ABOUT MARIANA DE MATOS ///
Mariana de Matos is a visual artist and poet. Mineira, of the ‘Vale do Rio Doce’, its land was the home of the botocudo indians that resisted by decades to the dominion of the colonizer. Currently resides in São Paulo, the locomotive of fiction in the southeast. She graduated in Visual Arts at the Guignard School (UEMG) without having black teachers and researches the contribution of black poetry to decoloniality, in the master’s degree in Literary Theory (UFPE) where there are still no black teachers. Exercises the tension between the official version of the story and polyphonic counter-narratives; hegemony, power relations, and new contours for old structures. Investigates representation, delusion of modernity, invention of difference, subjectivity, narrative of itself and colonial wound. She acts in hybrid languages, is interested in emotion as a system of enjoyment of the world and is dedicated to the fusion between the fields of image and word. Since 2010 she has developed the Poetry as Lands- cape project, an urban poetic procedure. Learn more on her contributor page.
ABOUT THIS DAILY PODCAST SERIES ///
As many of us are confined in many places of the world, we wanted to provide you with a daily podcast in partnership with Radio Alhara emitting from Palestine. Our ambition for it is to not add to the saturation of information we are currently experiencing but, rather, to propose a daily extension 15-minute of our political imaginaries.
The concept is very simple.
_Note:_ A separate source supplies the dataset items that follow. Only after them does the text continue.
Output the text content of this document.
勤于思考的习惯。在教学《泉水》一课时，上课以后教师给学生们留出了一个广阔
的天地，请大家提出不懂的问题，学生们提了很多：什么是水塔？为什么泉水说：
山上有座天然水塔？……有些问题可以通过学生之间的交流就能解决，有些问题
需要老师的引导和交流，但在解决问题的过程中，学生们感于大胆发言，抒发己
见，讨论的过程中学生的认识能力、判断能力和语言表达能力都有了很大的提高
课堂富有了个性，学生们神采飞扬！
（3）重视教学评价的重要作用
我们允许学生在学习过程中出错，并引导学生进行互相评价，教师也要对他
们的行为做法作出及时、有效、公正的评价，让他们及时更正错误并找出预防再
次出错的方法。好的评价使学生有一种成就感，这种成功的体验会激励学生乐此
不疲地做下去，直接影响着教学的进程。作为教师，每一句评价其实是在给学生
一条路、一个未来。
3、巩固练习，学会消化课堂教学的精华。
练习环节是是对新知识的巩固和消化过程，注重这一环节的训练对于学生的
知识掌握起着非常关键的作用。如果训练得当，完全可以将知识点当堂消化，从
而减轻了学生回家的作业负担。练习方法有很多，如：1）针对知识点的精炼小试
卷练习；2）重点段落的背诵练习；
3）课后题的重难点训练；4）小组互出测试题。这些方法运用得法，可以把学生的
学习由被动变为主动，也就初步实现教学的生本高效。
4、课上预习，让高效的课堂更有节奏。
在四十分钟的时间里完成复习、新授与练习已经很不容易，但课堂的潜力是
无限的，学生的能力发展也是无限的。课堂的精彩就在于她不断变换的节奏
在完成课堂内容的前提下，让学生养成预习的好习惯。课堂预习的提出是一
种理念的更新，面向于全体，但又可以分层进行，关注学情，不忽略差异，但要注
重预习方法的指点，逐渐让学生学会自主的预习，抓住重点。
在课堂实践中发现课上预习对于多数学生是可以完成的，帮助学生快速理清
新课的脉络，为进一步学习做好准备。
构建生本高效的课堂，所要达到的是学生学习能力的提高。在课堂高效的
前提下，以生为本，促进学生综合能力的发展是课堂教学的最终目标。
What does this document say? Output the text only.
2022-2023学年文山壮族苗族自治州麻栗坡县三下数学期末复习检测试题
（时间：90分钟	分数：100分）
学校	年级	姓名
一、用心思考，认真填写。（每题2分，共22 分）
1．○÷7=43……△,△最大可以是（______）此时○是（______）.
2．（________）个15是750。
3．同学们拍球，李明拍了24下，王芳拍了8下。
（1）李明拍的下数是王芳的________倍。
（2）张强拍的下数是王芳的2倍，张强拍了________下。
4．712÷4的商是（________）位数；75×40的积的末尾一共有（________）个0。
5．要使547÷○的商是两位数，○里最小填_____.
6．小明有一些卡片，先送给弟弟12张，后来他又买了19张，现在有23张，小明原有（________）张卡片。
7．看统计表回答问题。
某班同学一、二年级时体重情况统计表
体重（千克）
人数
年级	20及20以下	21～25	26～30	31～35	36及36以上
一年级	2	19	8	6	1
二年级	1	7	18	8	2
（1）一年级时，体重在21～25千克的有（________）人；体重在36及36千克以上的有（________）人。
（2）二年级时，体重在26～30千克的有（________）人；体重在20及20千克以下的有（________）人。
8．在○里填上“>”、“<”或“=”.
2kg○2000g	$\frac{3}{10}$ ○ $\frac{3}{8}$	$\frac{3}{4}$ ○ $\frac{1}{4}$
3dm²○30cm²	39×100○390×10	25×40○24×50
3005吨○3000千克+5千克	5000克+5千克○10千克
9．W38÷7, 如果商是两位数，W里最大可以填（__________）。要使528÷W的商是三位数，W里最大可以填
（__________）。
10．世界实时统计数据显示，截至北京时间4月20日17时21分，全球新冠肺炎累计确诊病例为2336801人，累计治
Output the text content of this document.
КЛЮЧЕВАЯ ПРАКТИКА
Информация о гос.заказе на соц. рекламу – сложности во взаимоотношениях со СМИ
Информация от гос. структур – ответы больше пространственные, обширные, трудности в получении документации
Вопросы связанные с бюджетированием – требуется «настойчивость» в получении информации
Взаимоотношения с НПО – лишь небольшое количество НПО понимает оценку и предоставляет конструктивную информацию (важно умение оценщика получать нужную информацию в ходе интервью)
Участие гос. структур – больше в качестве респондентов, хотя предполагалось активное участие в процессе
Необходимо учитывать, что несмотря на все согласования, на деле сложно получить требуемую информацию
Every day, we ask one person the same question: “what is for you a moment of true decolonization?” The answer can be a historial moment or something they witnessed; something heroic and grandiose, or rather discreet and mundane; a durable blow to the structures of colonialism or a short instant of liberation.
While we are recording this podcast in privileged conditions of confinement, we keep in our thoughts the multitude of people around the world who do not share similar conditions or have no choice but to risk being affected by the pandemic because of criminal policies that have to do with neoliberalism, carceralism, or colonialism
We thank you for listening and wish you and your loved ones the very best wherever you are.
(music by hooksounds originals)
NB. The Funambulist daily podcast is also played every day at 3:30PM, Palestine time, on راديو الحارة Radio Alhara, a new radio produced from locked-down Bethlehem and Ramallah, along with another 15-minute production about worldwide solidarity, created specifically by The Funambulist for the purpose of this show.